Temple and other institutions must balance those safety concerns against parents’ expectations. For example, some parents concerned about crime wanted the university to provide a shuttle from its Center City campus to its main campus, in North Philadelphia. But, Kaiser said, a city subway and a regional train already covered that route.

“You don’t want to just say to the parent, ‘No, we can’t do it,’ but ‘We can’t do it, but here are some really viable options for your kids to take to get back and forth in a really safe way,’” Kaiser said.

Moreover, institutions like Temple can do only so much to limit off-campus crime, said Steven J. Healy, a co-founder and chief executive of the campus-safety consulting firm Margolis Healy.

Healy said colleges should take advantage of existing methods of communication — blogs, newsletters, liaison officers — to speak with parents. As for students, institutions need to explain their initiatives to show they’re practicing fair policing, he said.

“It’s important for folks to understand the limitations of what institutions can do in terms of providing the levels of security,” Healy said. “We can’t make everything absolutely 100 percent safe. Institutions have taken a lot of steps to do that, but they’re also doing it in this backdrop of calls to eliminate a police presence in a lot of areas.”
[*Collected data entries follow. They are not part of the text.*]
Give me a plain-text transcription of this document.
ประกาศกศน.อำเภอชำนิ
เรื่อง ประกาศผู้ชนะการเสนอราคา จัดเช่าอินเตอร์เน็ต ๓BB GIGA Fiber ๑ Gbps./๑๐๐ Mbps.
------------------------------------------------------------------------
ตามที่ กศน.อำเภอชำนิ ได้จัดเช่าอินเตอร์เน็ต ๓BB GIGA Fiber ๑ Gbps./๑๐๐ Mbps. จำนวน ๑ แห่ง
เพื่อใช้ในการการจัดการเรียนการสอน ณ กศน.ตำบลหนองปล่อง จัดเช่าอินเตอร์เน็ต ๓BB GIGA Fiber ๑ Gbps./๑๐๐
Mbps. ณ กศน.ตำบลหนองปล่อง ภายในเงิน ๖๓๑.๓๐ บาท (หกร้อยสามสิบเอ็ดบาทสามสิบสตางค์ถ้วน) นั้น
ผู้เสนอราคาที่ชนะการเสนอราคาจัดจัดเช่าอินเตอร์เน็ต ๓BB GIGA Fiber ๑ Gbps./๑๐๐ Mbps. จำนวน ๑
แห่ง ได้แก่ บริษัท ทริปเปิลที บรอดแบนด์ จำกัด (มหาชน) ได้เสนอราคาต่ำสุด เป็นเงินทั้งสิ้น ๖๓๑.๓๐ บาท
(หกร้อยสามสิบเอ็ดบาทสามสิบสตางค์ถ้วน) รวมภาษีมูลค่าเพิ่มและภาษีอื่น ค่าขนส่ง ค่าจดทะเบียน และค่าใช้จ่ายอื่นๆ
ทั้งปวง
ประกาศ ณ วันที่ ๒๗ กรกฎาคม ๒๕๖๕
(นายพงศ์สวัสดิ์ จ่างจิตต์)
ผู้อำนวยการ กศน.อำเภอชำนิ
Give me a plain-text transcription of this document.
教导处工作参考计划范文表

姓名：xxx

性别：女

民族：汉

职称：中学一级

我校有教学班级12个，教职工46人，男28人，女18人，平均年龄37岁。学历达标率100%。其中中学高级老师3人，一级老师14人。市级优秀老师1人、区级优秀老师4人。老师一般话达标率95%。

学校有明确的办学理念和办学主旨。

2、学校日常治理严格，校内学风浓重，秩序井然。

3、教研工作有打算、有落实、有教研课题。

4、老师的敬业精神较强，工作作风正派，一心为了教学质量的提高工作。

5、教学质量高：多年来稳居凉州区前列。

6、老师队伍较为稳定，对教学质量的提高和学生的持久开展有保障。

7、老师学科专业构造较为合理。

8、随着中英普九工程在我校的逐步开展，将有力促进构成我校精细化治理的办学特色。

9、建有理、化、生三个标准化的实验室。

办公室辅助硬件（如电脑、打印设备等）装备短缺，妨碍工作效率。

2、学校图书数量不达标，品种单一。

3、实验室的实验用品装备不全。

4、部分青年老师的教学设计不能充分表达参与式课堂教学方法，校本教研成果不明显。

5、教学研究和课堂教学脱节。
‘How Is That Helpful to Anyone?’

Administrators’ attempts to preserve good will don’t always go as planned.

In March, Ohio State rolled out a new feature for sharing information on off-campus crime with people on campus — a “community crime map” with statistics from the Columbus Police Department. The map can be configured to show particular crime categories and data going years back. Users can also sign up to receive crime alerts via email.

Open the map, and the pre-programmed settings will show you that from March 13 to April 12 there were three robberies of individuals, five burglaries of residences, and four aggravated assaults within a mile of campus.

We can’t make everything absolutely 100 percent safe.

The map replaced the university’s emailed “neighborhood safety notices.” Officials touted how they had fulfilled students’ requests to present crime information in a visual format.

Leaders of Buckeyes for a Safe Ohio State were not so enthusiastic. One parent, Allyson Reid, said the crime map was putting the onus on students to find information. “How is that helpful to anyone?” she asked.

Monica Moll, Ohio State’s director of public safety, said that while it does take an extra step to receive the alerts, it is easy enough for parents to sign up their students for the alerts using their university email addresses.

The controversy over the map — a measure that is intended to provide more information and, therefore, a greater sense of security — reflects how unpredictable reactions to new safety protocols can be. It is not possible for campus-safety officials to know with 100-percent certainty who will like their choices and who will be disgusted by them.

But the goal, officials stress, isn’t to make people happy. It’s to keep people safe.